Pourquoi vous êtes-vous intéressé à ce problème ?
Boris Cyrulnik : La vraie question est plutôt : pourquoi suis-je devenu psychiatre ? Enfant, en pensant à toutes les horreurs, à toutes les tragédies humaines, je me suis demandé
: « Comment de telles choses sont-elles possibles ? Comment peut-on s’en sortir ? Comment agir pour que “ça” ne se reproduise pas ? Comment aider ceux qui ont souffert, qui souffrent ?
»
C’est pour répondre à ces interrogations qu’à l’âge de 10 ans, j’ai décidé de devenir psychiatre. Si j’avais été plus équilibré, je n’aurais jamais fait d’études de médecine et, a
fortiori, de psychiatrie.
En 1990, un peu avant sa mort, mon « maître », le psychiatre John Bowlby, déclarait dans un article : « Nous devons absolument développer les travaux sur la résilience, car nous pourrons alors observer directement la manière dont les processus d’évolution se mettent en place, et donc savoir comment mieux aider les enfants blessés. » Je l’ai suivi. Le mot « résilience », encore inconnu en France il y a peu, a, depuis, rencontré un vif succès. Dans un catalogue, j’ai même découvert récemment une publicité pour « les matelas résilients »…
Dans cette aptitude à surmonter les chocs, quelle est la part de l’inné et celle de l’acquis ?
Boris Cyrulnik : Naturellement, des déterminants génétiques existent. En dépit des affirmations des psychologues, on peut prédire un nombre élevé de comportements. Ainsi, en observant une bandelette d’ADN, on peut savoir que le cerveau de tel individu sécrétera beaucoup de dopamine et de sérotonine, substances cérébrales qui rendent actifs et donnent une fringale de vie. Mais il est impossible de déterminer génétiquement que tel ou tel enfant aura une évolution résiliente, même s’il est très tonique.
Quels sont les facteurs qui favorisent une évolution résiliente ?
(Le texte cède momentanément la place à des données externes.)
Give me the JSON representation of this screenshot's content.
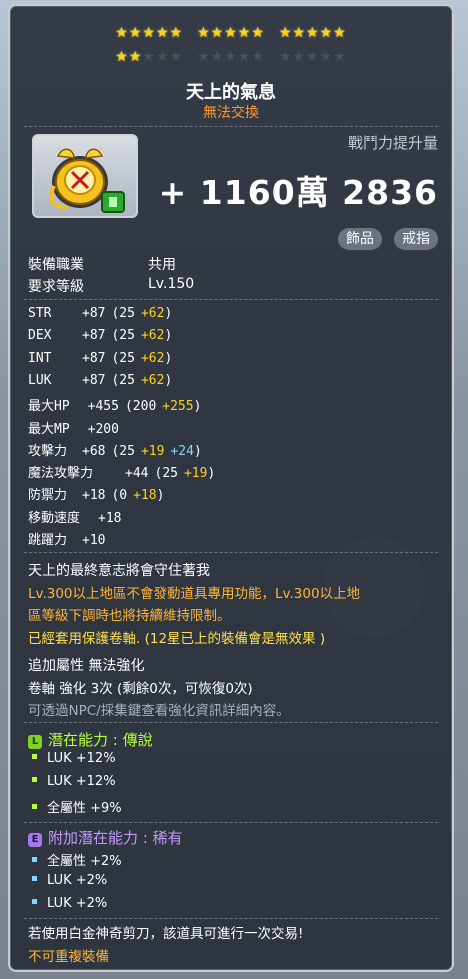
{
  "stars": {
    "row1": [
      1,
      1,
      1,
      1,
      1,
      1,
      1,
      1,
      1,
      1,
      1,
      1,
      1,
      1,
      1
    ],
    "row2": [
      1,
      1,
      0,
      0,
      0,
      0,
      0,
      0,
      0,
      0,
      0,
      0,
      0,
      0,
      0
    ]
  },
  "item": {
    "name": "天上的氣息",
    "trade": "無法交換",
    "icon": "pendant-icon"
  },
  "power": {
    "label": "戰鬥力提升量",
    "value": "+ 1160萬 2836"
  },
  "tags": [
    "飾品",
    "戒指"
  ],
  "info": [
    {
      "label": "裝備職業",
      "value": "共用"
    },
    {
      "label": "要求等級",
      "value": "Lv.150"
    }
  ],
  "stats": [
    {
      "name": "STR",
      "total": "+87",
      "base": "(25",
      "bonus1": "+62",
      "bonus2": "",
      "close": ")"
    },
    {
      "name": "DEX",
      "total": "+87",
      "base": "(25",
      "bonus1": "+62",
      "bonus2": "",
      "close": ")"
    },
    {
      "name": "INT",
      "total": "+87",
      "base": "(25",
      "bonus1": "+62",
      "bonus2": "",
      "close": ")"
    },
    {
      "name": "LUK",
      "total": "+87",
      "base": "(25",
      "bonus1": "+62",
      "bonus2": "",
      "close": ")"
    },
    {
      "name": "最大HP",
      "total": "+455",
      "base": "(200",
      "bonus1": "+255",
      "bonus2": "",
      "close": ")"
    },
    {
      "name": "最大MP",
      "total": "+200",
      "base": "",
      "bonus1": "",
      "bonus2": "",
      "close": ""
    },
    {
      "name": "攻擊力",
      "total": "+68",
      "base": "(25",
      "bonus1": "+19",
      "bonus2": "+24",
      "close": ")"
    },
    {
      "name": "魔法攻擊力",
      "total": "+44",
      "base": "(25",
      "bonus1": "+19",
      "bonus2": "",
      "close": ")"
    },
    {
      "name": "防禦力",
      "total": "+18",
      "base": "(0",
      "bonus1": "+18",
      "bonus2": "",
      "close": ")"
    },
    {
      "name": "移動速度",
      "total": "+18",
      "base": "",
      "bonus1": "",
      "bonus2": "",
      "close": ""
    },
    {
      "name": "跳躍力",
      "total": "+10",
      "base": "",
      "bonus1": "",
      "bonus2": "",
      "close": ""
    }
  ],
  "desc": {
    "line1": "天上的最終意志將會守住著我",
    "line2": "Lv.300以上地區不會發動道具專用功能，Lv.300以上地",
    "line3": "區等級下調時也將持續維持限制。",
    "line4": "已經套用保護卷軸. (12星已上的裝備會是無效果 )",
    "line5": "追加屬性 無法強化",
    "line6": "卷軸 強化 3次 (剩餘0次，可恢復0次)",
    "line7": "可透過NPC/採集鍵查看強化資訊詳細內容。"
  },
  "potential": {
    "badge": "L",
    "title": "潛在能力 : 傳說",
    "color": "#b6ff3a",
    "lines": [
      "LUK +12%",
      "LUK +12%",
      "全屬性 +9%"
    ]
  },
  "additional": {
    "badge": "E",
    "title": "附加潛在能力 : 稀有",
    "color": "#c497ff",
    "lines": [
      "全屬性 +2%",
      "LUK +2%",
      "LUK +2%"
    ]
  },
  "footer": {
    "line1": "若使用白金神奇剪刀，該道具可進行一次交易!",
    "line2": "不可重複裝備"
  }
}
Boris Cyrulnik : On en repère trois principaux : le tempérament de l’enfant, le milieu affectif dans lequel il baigne au cours des premières années, un environnement soutenant ou non.
Statistiquement, un enfant au tempérament souple, confiant, capable d’aller chercher de l’aide à l’extérieur, est mieux armé. Or, ce rapport au monde dépend étroitement du climat familial : des parents qui s’entendent bien, une mère rendue heureuse par son homme, par sa vie, et qui va créer, autour du bébé une ambiance de fête sensorielle et rythmée.
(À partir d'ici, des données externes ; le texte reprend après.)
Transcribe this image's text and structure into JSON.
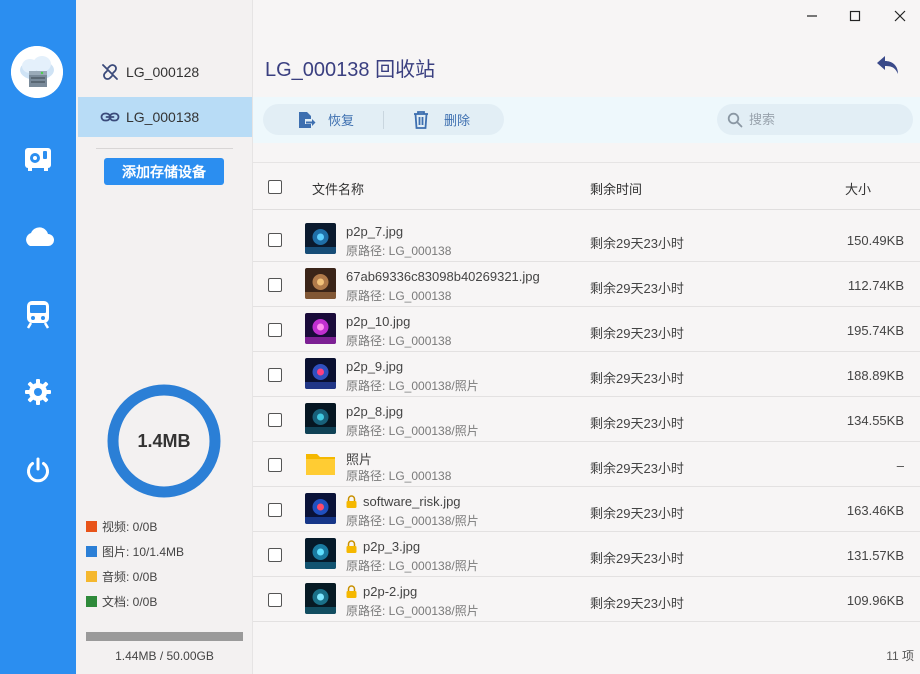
{
  "window": {
    "minimize_icon": "minimize-icon",
    "maximize_icon": "maximize-icon",
    "close_icon": "close-icon"
  },
  "rail": {
    "accent": "#2b8ef0",
    "items": [
      {
        "icon": "storage-device-icon"
      },
      {
        "icon": "cloud-icon"
      },
      {
        "icon": "train-icon"
      },
      {
        "icon": "gear-icon"
      },
      {
        "icon": "power-icon"
      }
    ]
  },
  "devices": {
    "items": [
      {
        "label": "LG_000128",
        "icon": "link-off-icon",
        "active": false
      },
      {
        "label": "LG_000138",
        "icon": "link-icon",
        "active": true
      }
    ],
    "add_button": "添加存储设备",
    "usage_total": "1.4MB",
    "legend": [
      {
        "label": "视频: 0/0B",
        "color": "#e8541a"
      },
      {
        "label": "图片: 10/1.4MB",
        "color": "#2b7fd6"
      },
      {
        "label": "音频: 0/0B",
        "color": "#f5b82e"
      },
      {
        "label": "文档: 0/0B",
        "color": "#2e8a3a"
      }
    ],
    "capacity_fraction": 3e-05,
    "capacity_text": "1.44MB / 50.00GB"
  },
  "main": {
    "title": "LG_000138 回收站",
    "restore_label": "恢复",
    "delete_label": "删除",
    "search_placeholder": "搜索",
    "columns": {
      "name": "文件名称",
      "remaining": "剩余时间",
      "size": "大小"
    },
    "rows": [
      {
        "name": "p2p_7.jpg",
        "path": "原路径: LG_000138",
        "remaining": "剩余29天23小时",
        "size": "150.49KB",
        "locked": false,
        "thumb": "image"
      },
      {
        "name": "67ab69336c83098b40269321.jpg",
        "path": "原路径: LG_000138",
        "remaining": "剩余29天23小时",
        "size": "112.74KB",
        "locked": false,
        "thumb": "image"
      },
      {
        "name": "p2p_10.jpg",
        "path": "原路径: LG_000138",
        "remaining": "剩余29天23小时",
        "size": "195.74KB",
        "locked": false,
        "thumb": "image"
      },
      {
        "name": "p2p_9.jpg",
        "path": "原路径: LG_000138/照片",
        "remaining": "剩余29天23小时",
        "size": "188.89KB",
        "locked": false,
        "thumb": "image"
      },
      {
        "name": "p2p_8.jpg",
        "path": "原路径: LG_000138/照片",
        "remaining": "剩余29天23小时",
        "size": "134.55KB",
        "locked": false,
        "thumb": "image"
      },
      {
        "name": "照片",
        "path": "原路径: LG_000138",
        "remaining": "剩余29天23小时",
        "size": "–",
        "locked": false,
        "thumb": "folder"
      },
      {
        "name": "software_risk.jpg",
        "path": "原路径: LG_000138/照片",
        "remaining": "剩余29天23小时",
        "size": "163.46KB",
        "locked": true,
        "thumb": "image"
      },
      {
        "name": "p2p_3.jpg",
        "path": "原路径: LG_000138/照片",
        "remaining": "剩余29天23小时",
        "size": "131.57KB",
        "locked": true,
        "thumb": "image"
      },
      {
        "name": "p2p-2.jpg",
        "path": "原路径: LG_000138/照片",
        "remaining": "剩余29天23小时",
        "size": "109.96KB",
        "locked": true,
        "thumb": "image"
      }
    ],
    "item_count": "11 项"
  }
}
A l’âge de 10 mois environ, l’enfant apprend une certaine manière de se faire aimer : par des sourires, en babillant, en cherchant les regards et les paroles des adultes. La réponse de ces derniers créera un attachement sécure. Aussi, même s’il arrive malheur à sa mère, le petit aura acquis un mode de conquête de l’autre. Enfin, dernier facteur : la présence d’un réseau relationnel extérieur qui peut soutenir l’enfant – d’autres enfants, des adultes rassurants.
Toutefois, c’est à nuancer, car un enfant que son tempérament pourrait rendre résilient dans une société ou une famille particulière, ne le sera pas forcément dans une autre. En Algérie, les bébés « marmottes », les grands dormeurs, sont particulièrement appréciés. Aux Etats-Unis, ces mêmes enfants sont traités de mollassons, ce qui augmente leur inertie et entrave leur développement. Et si un bébé affectueux a plus de chances de connaître une évolution résiliente, ce ne sera pas le cas dans une famille rigide où, parce qu’il sollicite les regards et les caresses, il sera tenu pour un « lèche pomme » encombrant, et donc rejeté.
Vous insistez sur le rôle du couple parental et de l’attachement maternel précoce dans la mise en place des processus de résilience. Que se passe-t-il pour les orphelins ?
Boris Cyrulnik : S’il y a ratage au cours des premières années, c’est quand même rejouable avec d’autres acteurs, plus tard. Ce sera certainement plus long, moins spontané, mais possible ! J’ai beaucoup travaillé avec les orphelins roumains de l’ère Ceausescu, abandonnés très tôt dans des institutions inhumaines. Quand on nous parlait de ces enfants, on nous disait : « Ce sont des monstres. »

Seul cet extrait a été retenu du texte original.